Every spend is up for assessment. “We reduced our general waste by 50% by composting and taking our own cardboard to the tip,” says Flanagan. “We started printing menus in-house rather than going to Officeworks: it’s 10% of the cost and we can change the menu and the prices every day.”

It’s hard to raise coffee prices, but how about reducing the cost of production? “We took out our three-group coffee machine and put in a two-group machine,” says Flanagan. “The difference in our electricity bill was hundreds of dollars across a month.”

Behavioural changes make a huge difference. “If you have a dishy who continually has a tap running, stop that,” Flanagan says. “We are charged for every litre of water.” Does every part of a restaurant need to be opened, heated and cleaned? “Unless we can seat an area one and a half times in a service, we don’t use it.” Kitchen practice can be rethought too. “Do we really need to have a stock reduced for 12 hours? That’s a serious cost to that dish. Could it be a salsa instead of a sauce? Or can we have one base sauce to trick up for different dishes?” That’s where skills and creativity come in. “You need a really good chef to be able to make something magic.”
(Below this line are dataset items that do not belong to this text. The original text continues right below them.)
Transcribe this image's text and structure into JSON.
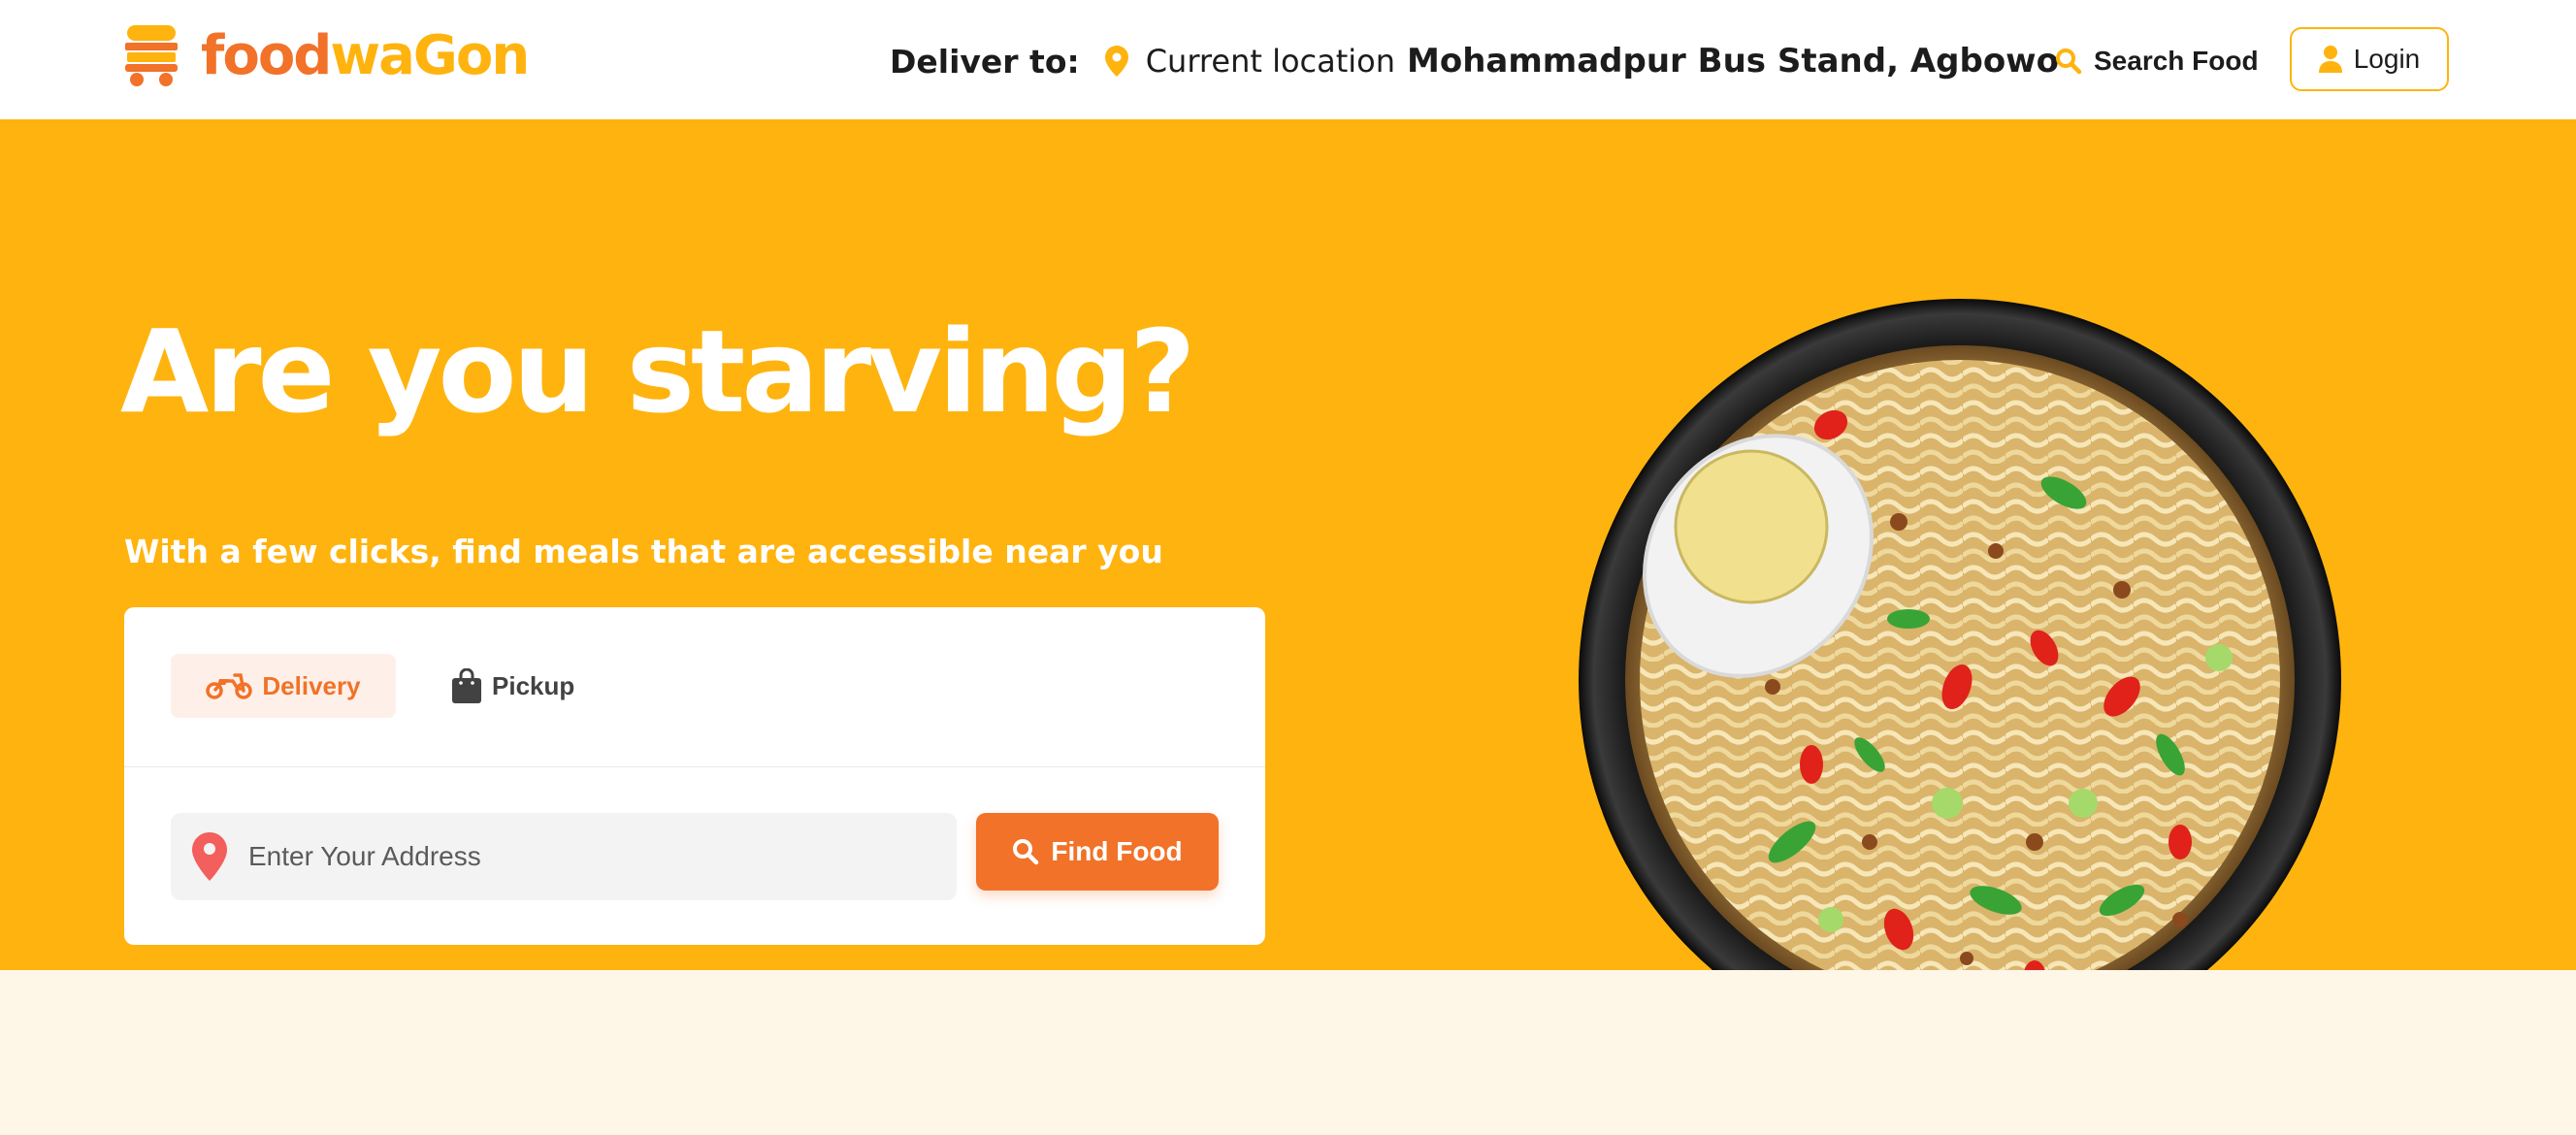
{
  "brand": {
    "part1": "food",
    "part2": "waGon",
    "primary_color": "#f17228",
    "secondary_color": "#ffb30e"
  },
  "header": {
    "deliver_label": "Deliver to:",
    "current_location_label": "Current location",
    "address": "Mohammadpur Bus Stand, Agbowo",
    "search_label": "Search Food",
    "login_label": "Login"
  },
  "hero": {
    "title": "Are you starving?",
    "subtitle": "With a few clicks, find meals that are accessible near you",
    "background_color": "#ffb30e"
  },
  "search_card": {
    "tabs": [
      {
        "label": "Delivery",
        "icon": "motorcycle-icon",
        "active": true
      },
      {
        "label": "Pickup",
        "icon": "shopping-bag-icon",
        "active": false
      }
    ],
    "address_placeholder": "Enter Your Address",
    "address_value": "",
    "find_button_label": "Find Food"
  },
  "icons": [
    "burger-truck-logo-icon",
    "location-pin-icon",
    "search-icon",
    "user-icon",
    "motorcycle-icon",
    "shopping-bag-icon",
    "map-pin-icon"
  ]
}
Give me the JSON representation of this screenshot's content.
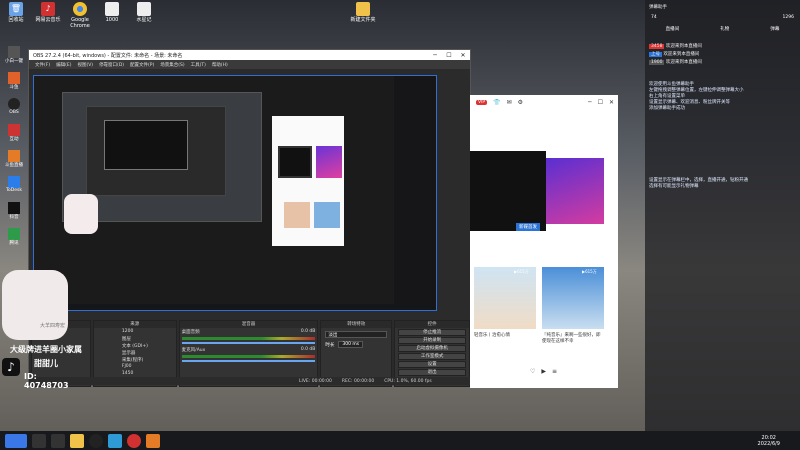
{
  "desktop_icons": [
    {
      "label": "回收站",
      "color": "#6aa2e8"
    },
    {
      "label": "网易云音乐",
      "color": "#d23131"
    },
    {
      "label": "Google Chrome",
      "color": "#f2c12e"
    },
    {
      "label": "1000",
      "color": "#eeeeee"
    },
    {
      "label": "水星记",
      "color": "#eeeeee"
    },
    {
      "label": "新建文件夹",
      "color": "#f0c24a"
    }
  ],
  "left_icons": [
    "小白一键",
    "斗鱼",
    "OBS",
    "互动",
    "斗鱼直播",
    "ToDesk",
    "抖音",
    "腾讯"
  ],
  "obs": {
    "title": "OBS 27.2.4 (64-bit, windows) - 配置文件: 未命名 - 场景: 未命名",
    "menu": [
      "文件(F)",
      "编辑(E)",
      "视图(V)",
      "停靠窗口(D)",
      "配置文件(P)",
      "场景集合(S)",
      "工具(T)",
      "帮助(H)"
    ],
    "docks": {
      "scenes": "场景",
      "sources": "来源",
      "mixer": "混音器",
      "transitions": "转场特效",
      "controls": "控件"
    },
    "sources": [
      "1200",
      "图层",
      "文本 (GDI+)",
      "显示器",
      "采集(程序)",
      "FJ00",
      "1450"
    ],
    "mixer": [
      {
        "name": "桌面音频",
        "db": "0.0 dB"
      },
      {
        "name": "麦克风/Aux",
        "db": "0.0 dB"
      }
    ],
    "transition": {
      "type": "淡出",
      "duration_label": "时长",
      "duration": "300 ms"
    },
    "controls": [
      "停止推流",
      "开始录制",
      "启动虚拟摄像机",
      "工作室模式",
      "设置",
      "退出"
    ],
    "status": {
      "live": "LIVE: 00:00:00",
      "rec": "REC: 00:00:00",
      "cpu": "CPU: 1.0%, 60.00 fps"
    }
  },
  "overlay": {
    "line1": "大级牌进羊圈小家属",
    "line2": "甜甜儿",
    "id": "ID: 40748703",
    "watermark": "大羊四寿宏"
  },
  "browser": {
    "tag1": "VIP",
    "cards": [
      {
        "caption": "轻音乐丨治愈心情",
        "badge": "▶615万"
      },
      {
        "caption": "『纯音乐』来啊一些很好，即使现在这样不幸",
        "badge": "▶615万"
      }
    ],
    "tag_new": "新碟首发"
  },
  "chat": {
    "header": "弹幕助手",
    "stats": {
      "viewers": "74",
      "gifts": "1296"
    },
    "tabs": [
      "直播间",
      "礼物",
      "弹幕"
    ],
    "messages": [
      {
        "user": "3458",
        "text": "欢迎来到本直播间"
      },
      {
        "user": "上号",
        "text": "欢迎来到本直播间"
      },
      {
        "user": "1900",
        "text": "欢迎来到本直播间"
      }
    ],
    "notice1": "欢迎使用斗鱼弹幕助手\n左键拖拽调整弹幕位置，左键拉伸调整弹幕大小\n右上角有设置菜单\n设置显示弹幕、欢迎消息、粉丝牌开关等\n添加弹幕助手成功",
    "notice2": "设置显示在弹幕栏中，选择，直播开通，钻粉开通\n选择有可能显示礼物弹幕"
  },
  "taskbar": {
    "time": "20:02",
    "date": "2022/6/9"
  }
}
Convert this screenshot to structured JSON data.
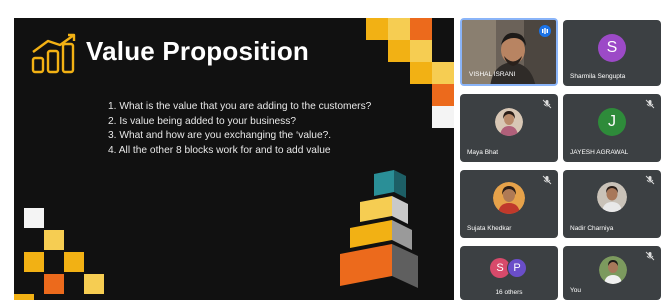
{
  "slide": {
    "title": "Value Proposition",
    "points": [
      "1. What is the value that you are adding to the customers?",
      "2. Is value being added to your business?",
      "3. What and how are you exchanging the ‘value?.",
      "4. All the other 8 blocks work for and to add value"
    ]
  },
  "participants": [
    {
      "name": "VISHAL ISRANI",
      "type": "video",
      "speaking": true
    },
    {
      "name": "Sharmila Sengupta",
      "type": "initial",
      "initial": "S",
      "color": "#9c4ac7",
      "muted": true
    },
    {
      "name": "Maya Bhat",
      "type": "photo",
      "muted": true
    },
    {
      "name": "JAYESH AGRAWAL",
      "type": "initial",
      "initial": "J",
      "color": "#2e8b3a",
      "muted": true
    },
    {
      "name": "Sujata Khedkar",
      "type": "photo",
      "muted": true
    },
    {
      "name": "Nadir Charniya",
      "type": "photo",
      "muted": true
    },
    {
      "name": "16 others",
      "type": "group",
      "initials": [
        "S",
        "P"
      ],
      "colors": [
        "#d84a6b",
        "#6a4ec9"
      ]
    },
    {
      "name": "You",
      "type": "photo",
      "muted": true
    }
  ],
  "colors": {
    "slide_bg": "#111111",
    "accent_yellow": "#f2b114",
    "accent_orange": "#ec6a1c",
    "tile_bg": "#3c4043",
    "speaking_border": "#8ab4f8"
  },
  "icons": {
    "mic_off": "mic-off-icon",
    "speaking": "speaking-indicator-icon",
    "logo": "growth-chart-logo-icon"
  }
}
It’s better to have a shorter menu and to rotate plates so it’s interesting for people to come back.

Shannon Kellam

Train, retrain and retain

Kellam has 130 staff across his group, including 25 apprentices. “You need a really good training structure,” he says. “There are no real training wages anymore, so you have to be sharp and efficient with your training for juniors: if they can’t bring much to the table for the business, they add a fair whack to your wage cost.” But, he adds, training needs to be continuous. “It’s also about training people to be qualified so they stay interested. No one teaches highly skilled people to be a good trainer: you need to invest and spend time with your qualified people so they can train others.”

Kellam is a big believer in cross-training, too. “Move people around,” he says. “Teach someone in the kitchen how to greet someone, serve someone. There’s no use having a chef that isn’t comfortable talking to a customer.” He believes that all staff should understand every part of the business. “If everyone can help with everything, it’s much easier, and the more you teach them, the more they feel they have a career.”

Retaining staff avoids costs associated with rehiring and retraining. It should also lead to a better customer experience. “We try to be a workplace that is a really good place to be, where people feel valued, not just a number,” says Flanagan. Hiring well in the first place is a huge factor. “We are very selective from a personality point of view, whether it’s washing dishes or a section waiter,” he says. “Like-minded people work better together, people not on the same page create havoc. It’s worth paying a bit more to have the right people.”

Good service and good food and consistency are going to win every time.

Shannon Kellam

Keep fit-out costs under control

Keep it simple. It’s not necessary to spend big on a fit-out. “People invest millions of dollars into fitting out restaurants and the value crashes as soon as you open the doors,” says Kellam. “You are never going to get that money back.” He suggests finding something pre-existing and giving it a spruce. “Freshen it up, but you don’t need to pay a fortune for people to come. Good service and good food and consistency are going to win every time.”